Sunday, 10 January 2016

Bach to the Future

So Leipzig wasn't quite what I expected. I had heard that it was multicultural, I expected that that would mean it was a bit edgy and a bit arty. In reality it meant that it was easier to get a pho than  bratwurst. It was strangely difficult to eat German - or maybe the person I asked for recommendations was an idiot ("Where can I go for some local food? I want something really GDR." "Try Vapiano, that's really good." "Isn't that a chain Italian?") - I ended up in the German equivalent of Brewers' Fayre eating an underwhelming pile of pork.

Anyway, enough about food (never enough about food), Leipzig tricked me with some culture. They had a concert, doing some Bach at St Thomas Church where Bach was kantor. That sounded pretty Bachy (ergo pretty cultured) to me, but the whole experience turned out to be a bit religious. The bounders.

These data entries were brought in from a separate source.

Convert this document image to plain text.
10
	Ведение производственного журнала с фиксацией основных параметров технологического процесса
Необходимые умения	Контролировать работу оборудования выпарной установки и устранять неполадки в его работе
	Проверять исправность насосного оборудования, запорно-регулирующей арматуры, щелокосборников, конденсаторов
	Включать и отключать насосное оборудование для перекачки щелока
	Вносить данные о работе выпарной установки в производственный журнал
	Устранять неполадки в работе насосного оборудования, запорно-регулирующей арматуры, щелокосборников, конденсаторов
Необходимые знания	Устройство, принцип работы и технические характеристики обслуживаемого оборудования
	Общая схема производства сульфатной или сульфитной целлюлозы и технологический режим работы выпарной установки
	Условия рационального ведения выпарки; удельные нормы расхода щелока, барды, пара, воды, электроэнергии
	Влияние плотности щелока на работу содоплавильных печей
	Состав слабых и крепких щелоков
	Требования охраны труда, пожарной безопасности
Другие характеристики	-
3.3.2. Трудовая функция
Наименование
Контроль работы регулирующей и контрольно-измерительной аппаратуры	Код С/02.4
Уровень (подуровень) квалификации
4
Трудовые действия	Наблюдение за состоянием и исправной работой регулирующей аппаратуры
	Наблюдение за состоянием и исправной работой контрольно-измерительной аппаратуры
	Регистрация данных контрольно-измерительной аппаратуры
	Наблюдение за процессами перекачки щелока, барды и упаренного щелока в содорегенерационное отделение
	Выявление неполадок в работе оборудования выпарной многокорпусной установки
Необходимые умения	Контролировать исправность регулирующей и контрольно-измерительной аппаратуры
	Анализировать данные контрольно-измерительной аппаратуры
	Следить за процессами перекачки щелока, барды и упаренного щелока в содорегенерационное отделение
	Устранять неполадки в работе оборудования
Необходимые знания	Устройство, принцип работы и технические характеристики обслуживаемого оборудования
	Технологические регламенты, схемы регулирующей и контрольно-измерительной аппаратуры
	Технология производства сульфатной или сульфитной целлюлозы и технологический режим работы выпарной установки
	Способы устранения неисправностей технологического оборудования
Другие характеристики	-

I had the obligatory bleak museum trip today - the Stasi museum in the old Runde Ecke headquarters. I think that that's the most fake noses I've seen in a museum.

Other Leipzig observations:
- they love an alleyway;
- they have probably the shiniest church i have ever seen;
- they don't seem to be set up for foreign tourists;
- I wasn't set up for week-old snow.
Talking of which, my afternoon in Berlin slip-sliding through slush was a very different Berlin to the 30 degree football frenzied Berlin that i visited a decade ago.

One other thing, the efficiency of German public transport is wildly exaggerated. I can cope with fifteen minute delays (that just reminds me of home), but unmanned stations where cash machines give out fifties and the ticket machines don't accept them smells a bit like inefficiency to me. Sort it out, Germany, I expect better of you.